Qu’y a-t-il donc derrière chaque petite pancarte « Je suis Charlie » ? Pour reprendre une formule célèbre (le bouquin de Badiou sur Sarkozy ) « De quoi Charlie est-il le nom ? » Quelles intentions sous tendues derrière l’indignation, sous la sincérité apparente. Entre l’anti-Arabe de base, le sioniste déguisé, l’allumé(e) de la Manif pour tous, le gauchiste de service, les politiciens en quête de blason à redorer, des lecteurs de Houellebecq et Zemmour, paumés comme eux, enfin la Le Pen et sa guillotine, on trouvera cinquante autres nuances de grisâtre et autres matières à renforcer son système de valeurs.

Une de ces nuances cependant mérite qu’on s’y arrête ; c’est celle de l’islamophobie, sans doute parmi les plus répandues car elle répond :

– D’une part directement à l’actualité nourrie et entretenue, de fait par les événements, de Charlie à Mehra, du Mali au Pakistan, de la Libye à l’Indonésie en passant par la Somalie, le Yémen, la Syrie, l’Irak, l’Iran, Israël, la Palestine, le Liban, jusqu’à l’Afghanistan et j’en passe. Il y a là tout un arc géo-politique (ne pas oublier l’islamisme chinois !) qui s’est amalgamé à partir du pétrole saoudien et persique, pour s’étendre telle une pollution planétaire doublée de pétro-dollars et appelant à un surcroît de bigoterie coranique destinée à racheter, en apparence, la richesse coupable.
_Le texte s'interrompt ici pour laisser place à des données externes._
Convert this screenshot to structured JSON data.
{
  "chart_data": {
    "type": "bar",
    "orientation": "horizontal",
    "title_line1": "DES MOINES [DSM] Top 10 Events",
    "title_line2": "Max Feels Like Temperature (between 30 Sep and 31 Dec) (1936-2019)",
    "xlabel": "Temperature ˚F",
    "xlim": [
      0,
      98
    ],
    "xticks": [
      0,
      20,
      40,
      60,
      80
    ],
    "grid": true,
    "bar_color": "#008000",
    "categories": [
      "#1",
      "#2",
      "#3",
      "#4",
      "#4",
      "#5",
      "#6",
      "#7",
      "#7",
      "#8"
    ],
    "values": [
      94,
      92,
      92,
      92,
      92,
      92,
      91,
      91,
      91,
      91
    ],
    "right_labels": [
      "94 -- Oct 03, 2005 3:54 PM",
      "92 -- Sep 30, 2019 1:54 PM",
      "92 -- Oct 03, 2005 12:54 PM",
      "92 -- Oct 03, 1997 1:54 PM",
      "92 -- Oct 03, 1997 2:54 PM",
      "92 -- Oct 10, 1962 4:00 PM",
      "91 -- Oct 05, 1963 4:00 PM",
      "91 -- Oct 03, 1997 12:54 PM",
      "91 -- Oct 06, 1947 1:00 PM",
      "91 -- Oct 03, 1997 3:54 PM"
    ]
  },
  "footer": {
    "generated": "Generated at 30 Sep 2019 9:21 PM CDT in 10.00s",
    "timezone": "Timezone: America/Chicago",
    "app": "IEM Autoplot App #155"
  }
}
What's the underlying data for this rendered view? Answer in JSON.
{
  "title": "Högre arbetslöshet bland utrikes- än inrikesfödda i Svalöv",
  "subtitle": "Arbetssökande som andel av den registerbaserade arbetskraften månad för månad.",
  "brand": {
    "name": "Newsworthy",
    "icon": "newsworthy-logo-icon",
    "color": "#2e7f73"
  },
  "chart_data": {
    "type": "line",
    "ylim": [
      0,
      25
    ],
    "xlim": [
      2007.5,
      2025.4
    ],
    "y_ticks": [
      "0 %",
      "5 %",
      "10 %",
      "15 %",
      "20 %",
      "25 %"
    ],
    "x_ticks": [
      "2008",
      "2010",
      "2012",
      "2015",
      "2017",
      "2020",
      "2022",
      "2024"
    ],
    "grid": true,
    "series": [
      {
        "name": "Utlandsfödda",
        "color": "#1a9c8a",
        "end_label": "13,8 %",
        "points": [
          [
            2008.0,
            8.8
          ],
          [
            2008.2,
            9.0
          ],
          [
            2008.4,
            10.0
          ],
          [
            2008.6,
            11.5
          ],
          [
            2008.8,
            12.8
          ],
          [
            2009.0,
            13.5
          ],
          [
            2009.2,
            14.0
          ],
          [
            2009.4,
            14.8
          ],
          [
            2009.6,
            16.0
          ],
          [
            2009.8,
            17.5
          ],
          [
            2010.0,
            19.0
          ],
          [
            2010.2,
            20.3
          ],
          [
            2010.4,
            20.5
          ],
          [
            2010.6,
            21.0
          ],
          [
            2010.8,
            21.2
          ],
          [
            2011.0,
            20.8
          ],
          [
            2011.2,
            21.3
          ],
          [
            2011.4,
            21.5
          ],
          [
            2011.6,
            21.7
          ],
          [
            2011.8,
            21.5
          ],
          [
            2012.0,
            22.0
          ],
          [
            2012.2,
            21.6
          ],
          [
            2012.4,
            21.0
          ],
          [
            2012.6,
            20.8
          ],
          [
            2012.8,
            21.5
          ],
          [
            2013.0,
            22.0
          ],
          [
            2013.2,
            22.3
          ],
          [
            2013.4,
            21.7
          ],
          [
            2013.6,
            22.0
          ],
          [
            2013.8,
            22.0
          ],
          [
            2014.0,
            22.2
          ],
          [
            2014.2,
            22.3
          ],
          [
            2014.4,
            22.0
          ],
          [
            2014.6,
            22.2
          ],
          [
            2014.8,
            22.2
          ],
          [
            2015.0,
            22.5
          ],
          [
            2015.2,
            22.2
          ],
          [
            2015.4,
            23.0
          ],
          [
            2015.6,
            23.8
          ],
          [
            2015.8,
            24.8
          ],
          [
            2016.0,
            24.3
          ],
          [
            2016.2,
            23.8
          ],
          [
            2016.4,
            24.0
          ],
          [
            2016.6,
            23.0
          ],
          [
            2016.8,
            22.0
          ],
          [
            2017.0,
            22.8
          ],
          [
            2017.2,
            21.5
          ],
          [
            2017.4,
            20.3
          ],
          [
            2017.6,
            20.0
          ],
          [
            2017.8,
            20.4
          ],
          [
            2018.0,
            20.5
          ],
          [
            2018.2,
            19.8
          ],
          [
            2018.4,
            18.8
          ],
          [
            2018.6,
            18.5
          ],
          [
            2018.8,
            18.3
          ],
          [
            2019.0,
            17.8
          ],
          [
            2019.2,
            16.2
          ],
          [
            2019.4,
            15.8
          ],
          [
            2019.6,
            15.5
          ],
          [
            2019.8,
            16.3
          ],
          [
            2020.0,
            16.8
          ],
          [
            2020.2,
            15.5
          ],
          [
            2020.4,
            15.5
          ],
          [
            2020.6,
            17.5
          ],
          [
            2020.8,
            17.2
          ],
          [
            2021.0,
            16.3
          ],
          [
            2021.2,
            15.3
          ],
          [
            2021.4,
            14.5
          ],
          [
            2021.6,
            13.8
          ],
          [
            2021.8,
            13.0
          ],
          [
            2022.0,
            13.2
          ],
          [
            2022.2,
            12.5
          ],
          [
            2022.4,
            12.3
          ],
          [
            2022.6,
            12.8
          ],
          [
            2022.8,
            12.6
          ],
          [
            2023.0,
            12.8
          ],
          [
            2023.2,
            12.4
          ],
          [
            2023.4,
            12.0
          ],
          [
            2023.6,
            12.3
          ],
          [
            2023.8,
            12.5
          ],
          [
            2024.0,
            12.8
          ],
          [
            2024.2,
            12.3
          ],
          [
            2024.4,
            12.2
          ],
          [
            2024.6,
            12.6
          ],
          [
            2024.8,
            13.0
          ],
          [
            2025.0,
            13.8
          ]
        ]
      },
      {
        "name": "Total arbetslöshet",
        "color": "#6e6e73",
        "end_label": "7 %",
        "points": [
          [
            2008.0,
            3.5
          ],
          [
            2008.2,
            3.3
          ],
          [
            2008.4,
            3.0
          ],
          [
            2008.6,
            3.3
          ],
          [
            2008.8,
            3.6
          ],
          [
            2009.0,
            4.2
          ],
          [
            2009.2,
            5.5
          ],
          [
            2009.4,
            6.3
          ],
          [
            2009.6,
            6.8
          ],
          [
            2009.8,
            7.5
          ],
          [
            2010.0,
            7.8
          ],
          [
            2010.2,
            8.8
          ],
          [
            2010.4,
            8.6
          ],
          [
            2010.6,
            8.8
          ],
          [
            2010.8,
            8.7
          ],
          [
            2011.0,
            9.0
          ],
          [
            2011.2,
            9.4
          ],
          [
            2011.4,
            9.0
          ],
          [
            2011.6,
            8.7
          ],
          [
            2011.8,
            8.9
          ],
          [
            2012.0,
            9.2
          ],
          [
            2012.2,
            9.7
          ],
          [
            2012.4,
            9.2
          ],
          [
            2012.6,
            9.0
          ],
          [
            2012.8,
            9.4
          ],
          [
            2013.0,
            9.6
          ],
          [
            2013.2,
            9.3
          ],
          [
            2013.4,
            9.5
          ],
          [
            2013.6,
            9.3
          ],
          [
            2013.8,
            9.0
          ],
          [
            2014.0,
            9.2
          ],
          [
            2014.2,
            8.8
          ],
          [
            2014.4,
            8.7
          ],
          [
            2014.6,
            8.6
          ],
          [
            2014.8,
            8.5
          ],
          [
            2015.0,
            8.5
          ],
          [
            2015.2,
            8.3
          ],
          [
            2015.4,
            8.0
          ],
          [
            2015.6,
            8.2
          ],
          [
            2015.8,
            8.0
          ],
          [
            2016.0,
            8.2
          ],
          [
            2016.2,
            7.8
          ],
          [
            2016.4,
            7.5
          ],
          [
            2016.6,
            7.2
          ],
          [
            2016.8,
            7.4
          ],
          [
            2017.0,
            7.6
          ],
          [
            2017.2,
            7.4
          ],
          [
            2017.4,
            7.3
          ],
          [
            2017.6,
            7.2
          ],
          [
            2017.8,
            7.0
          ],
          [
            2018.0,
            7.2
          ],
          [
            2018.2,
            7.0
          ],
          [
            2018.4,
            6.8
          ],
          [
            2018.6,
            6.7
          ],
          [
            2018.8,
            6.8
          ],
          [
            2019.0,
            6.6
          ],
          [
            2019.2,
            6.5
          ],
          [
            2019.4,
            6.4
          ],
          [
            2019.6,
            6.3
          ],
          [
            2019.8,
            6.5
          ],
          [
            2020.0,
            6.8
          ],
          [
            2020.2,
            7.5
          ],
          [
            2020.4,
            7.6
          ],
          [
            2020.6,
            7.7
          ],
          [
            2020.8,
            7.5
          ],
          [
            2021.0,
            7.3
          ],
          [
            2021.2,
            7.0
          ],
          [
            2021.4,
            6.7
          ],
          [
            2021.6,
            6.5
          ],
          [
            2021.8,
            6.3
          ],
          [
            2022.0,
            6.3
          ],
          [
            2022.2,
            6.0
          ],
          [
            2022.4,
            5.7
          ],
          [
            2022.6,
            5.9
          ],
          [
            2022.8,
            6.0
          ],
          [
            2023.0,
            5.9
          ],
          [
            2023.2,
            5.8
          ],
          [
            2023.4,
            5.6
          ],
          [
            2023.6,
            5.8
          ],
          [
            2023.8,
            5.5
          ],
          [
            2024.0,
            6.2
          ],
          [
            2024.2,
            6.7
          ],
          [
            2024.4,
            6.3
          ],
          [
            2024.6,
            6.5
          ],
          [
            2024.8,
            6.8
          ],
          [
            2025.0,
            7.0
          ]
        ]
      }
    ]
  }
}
– D’autre part, cette islamophobie présente un autre avantage non négligeable : en désignant les affreux islamistes, elle délivre un blanc seing aux parties présentables des monothéismes. Une opération de blanchiment, en quelque sorte, concernant tout le vaste champ des opiacées légalisées à l'intention des Peuples… Ce qu’une belle astuce graphique exprime ainsi, alléluia ! :
photo

Coexist-ence pacifique ?
Coexist-ence pacifique ?

Peut-être comprendra-t-on mieux ainsi la hâte appliquée à faire apparaître les terroristes islamistes comme des « loups solitaires », des anomalies dans le flot normal des bonnes religions bien solidaires. Une religion étant une secte qui a réussi – un peu comme le garage de Steve Jobs est devenu la multinationale d’Apple… si je puis me permettre cet anachronisme –, elle se radicalise en devenant monopolistique, avant d’éclater en diverses concessions à la douce modestie retrouvée. Etc. Ainsi s’autoproclament le bon christianisme, le bon judaïsme, le bon islam…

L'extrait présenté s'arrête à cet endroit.